The second shared recurrent distribution pattern of the motifs <apparaître sur l’écran> and <appear on the screen> is their function of preparing the path for direct speech/dialogue: the appearance of someone on a screen often initiates the act of speaking or even a dialogue sequence. Thus, visage (LLR 107.97) and face LLR 46.54 in English, which are – besides image (LLR 63.66) in French – among the most specific subject NPs of the sentence combined with apparaître sur l’écran (appear on the screen), seem apt to introduce an act of communication. Typically, the one whose face appears is about to turn into a speaker:


Un Mokranien casqué apparut sur l’écran.

– Pourquoi nous avoir stoppés ? s’indigna-t-il.

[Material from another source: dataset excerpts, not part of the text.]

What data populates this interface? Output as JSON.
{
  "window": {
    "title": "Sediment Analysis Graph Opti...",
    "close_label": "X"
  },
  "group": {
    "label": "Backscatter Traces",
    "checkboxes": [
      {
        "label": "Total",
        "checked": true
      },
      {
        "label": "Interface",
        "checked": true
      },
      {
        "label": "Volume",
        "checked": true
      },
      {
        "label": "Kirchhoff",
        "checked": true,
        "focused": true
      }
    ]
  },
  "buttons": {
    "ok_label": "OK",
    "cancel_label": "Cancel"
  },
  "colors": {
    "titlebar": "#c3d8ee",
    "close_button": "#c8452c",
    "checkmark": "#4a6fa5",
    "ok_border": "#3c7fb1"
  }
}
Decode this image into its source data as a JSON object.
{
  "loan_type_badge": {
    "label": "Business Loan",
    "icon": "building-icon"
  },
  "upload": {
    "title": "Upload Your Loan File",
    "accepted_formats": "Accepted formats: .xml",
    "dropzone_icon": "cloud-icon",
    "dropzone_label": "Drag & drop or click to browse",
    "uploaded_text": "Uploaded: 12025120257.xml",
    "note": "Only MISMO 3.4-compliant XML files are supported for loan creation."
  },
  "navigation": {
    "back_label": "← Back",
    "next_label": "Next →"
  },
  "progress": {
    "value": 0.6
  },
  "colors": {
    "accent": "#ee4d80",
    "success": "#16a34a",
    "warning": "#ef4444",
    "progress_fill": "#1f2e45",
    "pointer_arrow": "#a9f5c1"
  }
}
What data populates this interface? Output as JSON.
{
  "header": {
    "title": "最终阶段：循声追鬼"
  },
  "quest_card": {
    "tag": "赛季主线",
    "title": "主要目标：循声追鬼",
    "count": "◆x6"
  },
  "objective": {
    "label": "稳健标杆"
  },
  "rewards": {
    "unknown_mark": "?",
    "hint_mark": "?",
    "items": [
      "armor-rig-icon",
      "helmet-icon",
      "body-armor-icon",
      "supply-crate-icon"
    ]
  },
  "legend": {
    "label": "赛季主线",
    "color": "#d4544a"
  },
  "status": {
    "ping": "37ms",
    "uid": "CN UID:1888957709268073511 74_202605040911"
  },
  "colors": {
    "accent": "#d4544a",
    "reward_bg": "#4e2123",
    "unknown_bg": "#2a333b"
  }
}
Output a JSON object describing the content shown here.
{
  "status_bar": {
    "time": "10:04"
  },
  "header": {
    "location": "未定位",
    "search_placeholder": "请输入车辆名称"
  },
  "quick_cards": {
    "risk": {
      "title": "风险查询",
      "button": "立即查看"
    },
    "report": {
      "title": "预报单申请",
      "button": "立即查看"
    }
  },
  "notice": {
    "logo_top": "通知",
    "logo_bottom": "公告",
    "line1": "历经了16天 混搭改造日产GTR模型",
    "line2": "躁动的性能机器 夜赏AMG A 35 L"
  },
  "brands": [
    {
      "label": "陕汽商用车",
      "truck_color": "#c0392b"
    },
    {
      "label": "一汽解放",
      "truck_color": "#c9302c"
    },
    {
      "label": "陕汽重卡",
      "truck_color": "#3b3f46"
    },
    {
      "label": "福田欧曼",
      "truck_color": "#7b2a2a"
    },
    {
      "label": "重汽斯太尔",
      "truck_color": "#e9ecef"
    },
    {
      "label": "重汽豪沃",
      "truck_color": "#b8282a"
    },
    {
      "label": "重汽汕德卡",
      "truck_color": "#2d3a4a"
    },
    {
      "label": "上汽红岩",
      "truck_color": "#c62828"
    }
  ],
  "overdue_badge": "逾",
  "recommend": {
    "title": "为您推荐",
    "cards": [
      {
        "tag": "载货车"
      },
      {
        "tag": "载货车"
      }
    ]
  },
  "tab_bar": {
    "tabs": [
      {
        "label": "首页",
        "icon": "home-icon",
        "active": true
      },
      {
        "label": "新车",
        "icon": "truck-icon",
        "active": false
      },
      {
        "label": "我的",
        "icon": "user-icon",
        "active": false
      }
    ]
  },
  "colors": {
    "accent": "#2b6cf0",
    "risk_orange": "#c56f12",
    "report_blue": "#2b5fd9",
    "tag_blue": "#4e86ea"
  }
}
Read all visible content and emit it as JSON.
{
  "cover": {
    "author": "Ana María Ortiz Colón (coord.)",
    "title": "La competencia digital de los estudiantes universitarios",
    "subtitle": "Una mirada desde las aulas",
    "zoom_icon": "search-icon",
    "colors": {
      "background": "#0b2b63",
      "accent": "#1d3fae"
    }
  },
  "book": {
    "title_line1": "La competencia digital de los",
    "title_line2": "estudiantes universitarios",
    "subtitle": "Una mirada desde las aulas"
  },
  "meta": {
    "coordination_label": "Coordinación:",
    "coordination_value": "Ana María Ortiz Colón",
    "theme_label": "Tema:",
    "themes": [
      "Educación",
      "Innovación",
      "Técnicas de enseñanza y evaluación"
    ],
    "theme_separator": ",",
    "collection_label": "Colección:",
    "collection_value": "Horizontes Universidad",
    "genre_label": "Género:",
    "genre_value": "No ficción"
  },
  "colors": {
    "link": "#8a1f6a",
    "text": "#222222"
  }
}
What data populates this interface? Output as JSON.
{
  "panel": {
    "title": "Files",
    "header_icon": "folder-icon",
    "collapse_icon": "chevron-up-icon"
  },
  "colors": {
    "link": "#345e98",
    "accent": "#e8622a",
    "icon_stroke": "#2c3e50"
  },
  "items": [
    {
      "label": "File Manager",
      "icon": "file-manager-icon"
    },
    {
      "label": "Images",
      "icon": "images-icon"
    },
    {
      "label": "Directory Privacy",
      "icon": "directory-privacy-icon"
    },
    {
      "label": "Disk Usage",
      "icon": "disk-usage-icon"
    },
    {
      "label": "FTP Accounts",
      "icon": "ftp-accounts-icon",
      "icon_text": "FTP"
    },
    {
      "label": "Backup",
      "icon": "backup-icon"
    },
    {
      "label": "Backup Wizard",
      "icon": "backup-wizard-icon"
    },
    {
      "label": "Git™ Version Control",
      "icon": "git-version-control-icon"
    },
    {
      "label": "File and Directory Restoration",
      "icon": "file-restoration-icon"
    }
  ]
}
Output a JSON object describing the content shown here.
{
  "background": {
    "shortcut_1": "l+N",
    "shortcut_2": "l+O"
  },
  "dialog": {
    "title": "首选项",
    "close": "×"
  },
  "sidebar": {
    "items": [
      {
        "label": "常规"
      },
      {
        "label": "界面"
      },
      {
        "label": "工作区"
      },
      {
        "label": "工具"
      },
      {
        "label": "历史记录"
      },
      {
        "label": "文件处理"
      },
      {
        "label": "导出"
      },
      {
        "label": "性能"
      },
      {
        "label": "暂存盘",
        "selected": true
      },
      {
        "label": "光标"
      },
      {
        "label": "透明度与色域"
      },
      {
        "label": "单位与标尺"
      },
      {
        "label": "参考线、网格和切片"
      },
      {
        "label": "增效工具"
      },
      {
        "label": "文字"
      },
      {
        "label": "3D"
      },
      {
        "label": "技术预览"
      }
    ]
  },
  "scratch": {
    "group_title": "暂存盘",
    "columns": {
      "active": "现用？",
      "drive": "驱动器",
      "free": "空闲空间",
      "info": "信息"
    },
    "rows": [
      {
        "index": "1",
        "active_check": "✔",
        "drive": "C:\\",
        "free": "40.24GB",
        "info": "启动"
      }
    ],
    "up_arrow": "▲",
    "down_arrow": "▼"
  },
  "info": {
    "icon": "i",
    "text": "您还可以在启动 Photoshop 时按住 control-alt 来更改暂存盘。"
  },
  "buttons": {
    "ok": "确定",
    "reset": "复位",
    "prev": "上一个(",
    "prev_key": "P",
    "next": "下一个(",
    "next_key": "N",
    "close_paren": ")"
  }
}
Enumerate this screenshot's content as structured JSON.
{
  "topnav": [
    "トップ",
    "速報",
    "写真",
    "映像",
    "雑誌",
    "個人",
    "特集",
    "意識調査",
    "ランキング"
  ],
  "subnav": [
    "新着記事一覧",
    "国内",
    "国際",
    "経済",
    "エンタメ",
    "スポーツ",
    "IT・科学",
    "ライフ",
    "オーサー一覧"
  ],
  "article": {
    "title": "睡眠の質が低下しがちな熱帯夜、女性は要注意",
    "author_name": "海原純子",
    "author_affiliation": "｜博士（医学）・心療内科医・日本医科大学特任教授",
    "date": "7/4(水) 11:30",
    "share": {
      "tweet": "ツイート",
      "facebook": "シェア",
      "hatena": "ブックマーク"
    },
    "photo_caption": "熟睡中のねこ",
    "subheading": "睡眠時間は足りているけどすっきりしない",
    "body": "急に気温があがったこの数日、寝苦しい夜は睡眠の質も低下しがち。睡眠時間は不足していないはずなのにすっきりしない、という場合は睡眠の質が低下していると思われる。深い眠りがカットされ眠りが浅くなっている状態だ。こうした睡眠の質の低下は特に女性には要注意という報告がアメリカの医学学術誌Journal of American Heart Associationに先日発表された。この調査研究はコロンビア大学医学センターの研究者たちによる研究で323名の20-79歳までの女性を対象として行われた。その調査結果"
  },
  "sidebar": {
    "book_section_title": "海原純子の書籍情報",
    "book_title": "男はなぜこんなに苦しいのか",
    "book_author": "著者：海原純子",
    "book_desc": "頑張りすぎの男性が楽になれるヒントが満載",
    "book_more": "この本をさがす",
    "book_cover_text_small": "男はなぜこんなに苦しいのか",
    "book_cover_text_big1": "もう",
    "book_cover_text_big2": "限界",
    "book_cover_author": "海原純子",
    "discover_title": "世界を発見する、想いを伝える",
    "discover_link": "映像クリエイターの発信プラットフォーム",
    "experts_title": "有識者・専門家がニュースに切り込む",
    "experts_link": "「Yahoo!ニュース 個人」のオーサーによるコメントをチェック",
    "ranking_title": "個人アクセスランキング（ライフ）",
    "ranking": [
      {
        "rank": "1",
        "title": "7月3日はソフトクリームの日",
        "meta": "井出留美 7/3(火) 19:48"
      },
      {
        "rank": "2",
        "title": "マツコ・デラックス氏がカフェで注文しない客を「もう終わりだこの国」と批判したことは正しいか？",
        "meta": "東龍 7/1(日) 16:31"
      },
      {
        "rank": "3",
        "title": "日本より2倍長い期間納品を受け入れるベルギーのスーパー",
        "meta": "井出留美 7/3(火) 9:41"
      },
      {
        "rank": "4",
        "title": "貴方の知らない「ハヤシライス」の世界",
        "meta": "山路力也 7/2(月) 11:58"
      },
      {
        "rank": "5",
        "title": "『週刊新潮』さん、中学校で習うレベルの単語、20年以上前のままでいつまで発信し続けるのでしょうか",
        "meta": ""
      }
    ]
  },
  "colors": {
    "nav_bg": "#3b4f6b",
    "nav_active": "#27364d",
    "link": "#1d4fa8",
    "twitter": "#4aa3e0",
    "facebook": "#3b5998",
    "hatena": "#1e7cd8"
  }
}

– Depuis quand, Boukoniev, discutes-tu les ordres du Chef Letvinof ? (Guieu J., Hantise sur le monde, 1953)

‘A helmeted Mokranian appeared on the screen. – Why did you stop us? he said indignantly. – Since when, Bukoniev, do you discuss the orders of Chief Letvinof?’


A bleary-eyed Karl, who had obviously not slept since their last conversation, appeared on his screen. “Here it is”, he said, exhaustion and triumph competing in his voice. (Clarke A.C., Imperial Earth, 1976)

Examples (32) and (33) suggest that the function of introducing direct speech/a dialogue tends to be distinct from that of being linked to a sense of wonder, which was discussed before.

The functions described so far differ from those that can be identified for the motif <l’écran montre> | <the screen shows>, which displays some paradigmatic variation in French – montrer (‘show’), se maculer (‘smear’), s’afficher (‘display’) – but not in English. This motif typically introduces descriptive sequences specifying what can be seen on the screen, be it a portrait or an action, which means the motif is primarily associated with a descriptive DF:


L’écran de contrôle du thorax montrait la foule des passagers groupés devant la terrasse surmontée de l’écran double où l’on voyait la Terre sur une moitié et l’espace à l’avant du Papillon sur l’autre. (Werber B., Le papillon des étoiles, 2006)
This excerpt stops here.